Si avvicina sempre più la diffusione della tecnologia WiMAX in Europa.
Adesso potrà sfruttare frequenze a 2.6GHz, oltre alle frequenze standard di 3.5GHz.
La Commissione europea, attraverso il suo comitato di gestione delle frequenze radio, si è pronunciata in questi ultimi giorni a favore dell'armonizzazione della frequenza a 2.6GHz, che potrà così essere utilizzata anche per reti a banda larga WiMAX.
Questa tecnologia poteva usufruire, esclusivamente in Europa, di una banda a 3.5GHz. La decisione è stata accolta con entusiasmo dal WiMAX Forum, che si è battuto a lungo per lo sviluppo delle reti wireless a banda larga nel Vecchio Continente.
Esse, infatti, ancora poco diffuse in Europa dovrebbero subire un forte impulso nei prossimi mesi, contribuendo rapidamente all'evoluzione della tecnologia. Sono sempre più numerosi, infatti, i dispositivi dotati di modulo WiMAX, e come recentemente segnalato, stanno crescendo vertiginosamente le aziende che mostrano interesse per l'integrazione di questa tecnologia nei propri prodotti.

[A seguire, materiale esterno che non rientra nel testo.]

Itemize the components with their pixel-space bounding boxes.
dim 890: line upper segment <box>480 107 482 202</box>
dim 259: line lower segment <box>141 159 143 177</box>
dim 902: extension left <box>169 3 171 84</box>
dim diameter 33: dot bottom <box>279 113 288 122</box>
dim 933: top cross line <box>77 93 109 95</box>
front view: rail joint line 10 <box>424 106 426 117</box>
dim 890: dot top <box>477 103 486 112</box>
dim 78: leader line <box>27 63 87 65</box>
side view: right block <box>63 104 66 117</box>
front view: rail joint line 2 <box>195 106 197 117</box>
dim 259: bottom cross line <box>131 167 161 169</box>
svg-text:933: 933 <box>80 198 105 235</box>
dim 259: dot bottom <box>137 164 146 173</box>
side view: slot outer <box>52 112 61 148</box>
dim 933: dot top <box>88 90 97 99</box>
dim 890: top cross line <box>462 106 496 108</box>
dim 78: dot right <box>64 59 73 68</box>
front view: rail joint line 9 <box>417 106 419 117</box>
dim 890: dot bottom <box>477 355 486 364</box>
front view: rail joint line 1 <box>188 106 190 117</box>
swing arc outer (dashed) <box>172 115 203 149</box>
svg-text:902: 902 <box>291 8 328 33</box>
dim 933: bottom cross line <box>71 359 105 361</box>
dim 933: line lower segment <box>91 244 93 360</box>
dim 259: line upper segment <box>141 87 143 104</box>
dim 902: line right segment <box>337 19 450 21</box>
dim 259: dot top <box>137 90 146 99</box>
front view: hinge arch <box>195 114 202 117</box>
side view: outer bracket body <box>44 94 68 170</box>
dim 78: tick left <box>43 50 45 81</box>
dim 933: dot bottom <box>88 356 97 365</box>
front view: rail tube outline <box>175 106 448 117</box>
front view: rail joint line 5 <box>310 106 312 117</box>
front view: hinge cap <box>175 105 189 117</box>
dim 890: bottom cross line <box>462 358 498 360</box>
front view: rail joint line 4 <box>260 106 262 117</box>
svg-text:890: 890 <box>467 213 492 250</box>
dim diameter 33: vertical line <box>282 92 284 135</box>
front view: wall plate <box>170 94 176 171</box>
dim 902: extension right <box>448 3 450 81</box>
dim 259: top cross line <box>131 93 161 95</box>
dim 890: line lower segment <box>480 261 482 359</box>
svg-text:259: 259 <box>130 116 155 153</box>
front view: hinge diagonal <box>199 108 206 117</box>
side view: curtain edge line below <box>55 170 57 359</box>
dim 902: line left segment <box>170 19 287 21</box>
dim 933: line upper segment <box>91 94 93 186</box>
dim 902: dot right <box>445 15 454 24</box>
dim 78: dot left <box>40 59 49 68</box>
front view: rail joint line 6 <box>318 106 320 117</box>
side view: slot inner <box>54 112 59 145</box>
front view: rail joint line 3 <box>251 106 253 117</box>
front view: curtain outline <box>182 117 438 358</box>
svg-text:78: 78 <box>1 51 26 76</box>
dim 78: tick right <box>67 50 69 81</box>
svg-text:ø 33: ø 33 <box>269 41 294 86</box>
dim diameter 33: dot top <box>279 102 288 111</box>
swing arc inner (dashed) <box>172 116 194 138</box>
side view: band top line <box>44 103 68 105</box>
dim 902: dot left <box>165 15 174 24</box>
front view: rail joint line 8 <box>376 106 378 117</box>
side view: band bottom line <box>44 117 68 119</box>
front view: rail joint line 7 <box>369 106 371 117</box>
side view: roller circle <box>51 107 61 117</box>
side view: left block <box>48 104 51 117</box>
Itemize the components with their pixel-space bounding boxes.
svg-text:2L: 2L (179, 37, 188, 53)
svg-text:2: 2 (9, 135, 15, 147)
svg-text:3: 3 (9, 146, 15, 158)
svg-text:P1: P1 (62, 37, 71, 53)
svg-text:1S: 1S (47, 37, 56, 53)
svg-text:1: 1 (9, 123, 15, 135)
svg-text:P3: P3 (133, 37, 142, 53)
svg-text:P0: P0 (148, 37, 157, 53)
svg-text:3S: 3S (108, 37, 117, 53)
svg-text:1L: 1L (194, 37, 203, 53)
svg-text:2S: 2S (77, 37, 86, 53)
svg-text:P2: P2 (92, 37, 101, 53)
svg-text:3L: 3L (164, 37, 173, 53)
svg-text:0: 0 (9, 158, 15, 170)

Non dimentichiamo inoltre, che la presentazione della futura piattaforma mobile Intel Centrino 2, attesa al lancio tra qualche settimana, rappresenterà ufficialmente l'ingresso di moduli WiMAX su tutti i notebook Intel-based di ultima generazione.
Per chi non lo conoscesse, il WiMAX è uno standard wireless molto simile al WiFi, ma in grado di avere una portata del segnale molto più estesa.
Essa, infatti, copre circa 10 chilometri di raggio con un flusso di velocità che può raggiungere 4MB/s contro i 2MB/s per un raggio di 500 metri massimo del Wi-Fi.